Singapore’s national housing program

There are lessons the Maldives can learn.

Today 85 percent of Singaporeans reside in public houses designed by the government of Singapore, scattered in 23 self-contained new towns around the city. The governing policy of Singapore “think ahead, think again and think across” is clearly reflected in the national housing program as it has adapted and evolved around the changing needs and lifestyles of the population.

As the Maldives faces a housing crisis, with related social issues also on the rise, there are lessons we can learn from Singapore’s experience in implementing a successful nation-wide housing program.

Let us explore some fundamental truths about Singapore's policies.

Realizing the need

After World War II, Singapore had a significant housing crisis with overcrowding and citizens living in houses with poor sanitation and inadequate infrastructure. This was further aggravated by a rapidly increasing population —and with urban slums and informal settlements rising unevenly. Singapore's Housing Development Board (HDB), formed in 1960, was responsible for building homes for residents, clearing land required for re-development, resettlement of families affected by clearance schemes and provisioning of loans to purchase flats.

Incredible government support

The intervention of the Singapore Government on the massive public housing program through financial assistance and legislative reforms was the reason HDB was able to perform its role to the fullest. The Land Acquisition Act passed in 1967 allowed authorities to compulsorily acquire private land for public housing enabling the HDB to clear squatters and slum areas smoothly while resettling them into modern housing estates.

Enabling financing and ownership

The HDB introduced Home Ownership Schemes to assist people own flats. The scheme was regarded as a means of financial security and protection against inflation and rising rents. In 1968, the Central Provident Fund (CPF) was made available for citizens to pay for the down payments and monthly repayments for their HDB flats. The tremendous result of this was that by the early 1970’s, one third of Singapore’s population had been accommodated in HDB flats.

Anticipating needs

Singapore had explicitly considered the social wellbeing and quality of life of its population on every aspect.
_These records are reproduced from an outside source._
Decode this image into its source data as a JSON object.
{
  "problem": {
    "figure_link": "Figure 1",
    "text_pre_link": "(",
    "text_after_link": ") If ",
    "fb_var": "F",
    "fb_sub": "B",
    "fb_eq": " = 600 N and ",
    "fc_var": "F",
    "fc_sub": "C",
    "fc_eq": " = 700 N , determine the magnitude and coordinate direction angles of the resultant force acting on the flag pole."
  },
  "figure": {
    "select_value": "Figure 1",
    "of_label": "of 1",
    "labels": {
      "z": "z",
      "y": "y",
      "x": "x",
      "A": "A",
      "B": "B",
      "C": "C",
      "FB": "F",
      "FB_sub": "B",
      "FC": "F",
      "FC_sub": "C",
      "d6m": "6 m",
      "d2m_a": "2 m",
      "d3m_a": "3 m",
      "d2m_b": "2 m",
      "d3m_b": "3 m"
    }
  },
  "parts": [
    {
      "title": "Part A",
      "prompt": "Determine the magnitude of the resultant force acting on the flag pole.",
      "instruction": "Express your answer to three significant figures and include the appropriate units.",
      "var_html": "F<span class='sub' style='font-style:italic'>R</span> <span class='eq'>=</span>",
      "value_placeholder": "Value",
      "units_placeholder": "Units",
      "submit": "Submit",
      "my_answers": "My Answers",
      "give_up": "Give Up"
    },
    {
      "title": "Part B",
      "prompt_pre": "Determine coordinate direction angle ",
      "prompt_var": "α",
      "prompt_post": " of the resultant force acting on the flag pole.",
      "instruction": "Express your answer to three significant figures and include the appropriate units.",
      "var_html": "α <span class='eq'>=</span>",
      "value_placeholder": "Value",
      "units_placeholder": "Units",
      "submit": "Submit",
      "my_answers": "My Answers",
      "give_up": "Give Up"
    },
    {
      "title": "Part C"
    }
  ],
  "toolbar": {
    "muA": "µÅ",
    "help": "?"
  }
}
The comprehensive town planning approach was set forth where new towns were designed with commercial, recreational, institutional and other facilities to cater for the daily needs of a multi-ethnic resident population. The building of town centers, neighborhood centers, bus inter-changes, schools, sports complexes, landscaped parks and employment centers, such as factories, helped promote social interaction and resident identity with their neighborhood.

The studio apartment scheme introduced by HDB enabled elderly citizens to encash their housing assets by selling their existing flats and purchasing smaller ones. The designs of these flats were solely to cater for the needs of elderly people including communal facilities and elderly friendly fixtures.

Long-term commitment and smart use of urban density

The concept plan set out for future public housing consisted of a long-term strategic plan for Singapore in creating a livable city with a variety of housing locations and types. In addition to the one million units already built by HDB, 800,000 new homes were needed to accommodate a 5.5 million population. The reduction of household sizes, building of high-density high-rise buildings close to the city and mass rapid transit stations in areas without restrictive height controls allowed more people to take advantage of the amenities that the city offers and live close to their workplaces; minimizing travel time.

Emphasis on community

The policies of public housing evolved with emphasis on community development which was part of HDB’s corporate mission aside from providing high quality and affordable homes. Thus, the People’s Association (PA) established in July 1960 aimed at fostering racial harmony and social cohesion which was believed to be the basis for nation building. In 1989, the ethnic integration policy was introduced to ensure a balanced racial mix within HDB estates. Precinct spaces such as amphitheaters and pavilions were built to give residents more opportunities for interaction and to develop a cohesive community.

Rigid Governing Principles

The governing principles of Singapore’s housing policies include offering protection from social risks, fostering racial and ethnic harmony, enabling community development and providing access to housing to as many residents as possible at an affordable rate. The results of the entire set of meticulous policies and strategies realized and enacted early on has made Singapore a nation with one of the most successful Public Housing Programs in the World. The overall design of the Social Housing Policies may have seemed unusual for its range of secondary policy functions unrelated to housing. However, those fundamental aspects reflected in the housing policies can now be seen as essential when providing a large-scale housing program.

What can we learn?

The issue of housing in the Maldives is heightened due to increased internal migration to capital Malé — mainly due to lack of adequate health care, education and jobs in other regions. The population of Malé has outgrown its housing capacity yet the number of Maldivians desperate for basic needs continue migrating to the capital as key developmental issues remain unaddressed. 

Taking notes from one of the world's finest public housing programs, our country needs a long-term strategic plan supported by government, with legislative reforms and sound policies addressing the core issues at hand.

The nation desperately needs a stringent system that anticipates regional development, community building and financial assistance for home ownership. A system that cannot be modified or changed every five or 10 years with every new administration. The supply of thousands of housing units concentrated around one city to address the housing needs of a population is simply not the solution the Maldives requires. It is important that we understand the fundamentals that build up a proper housing market.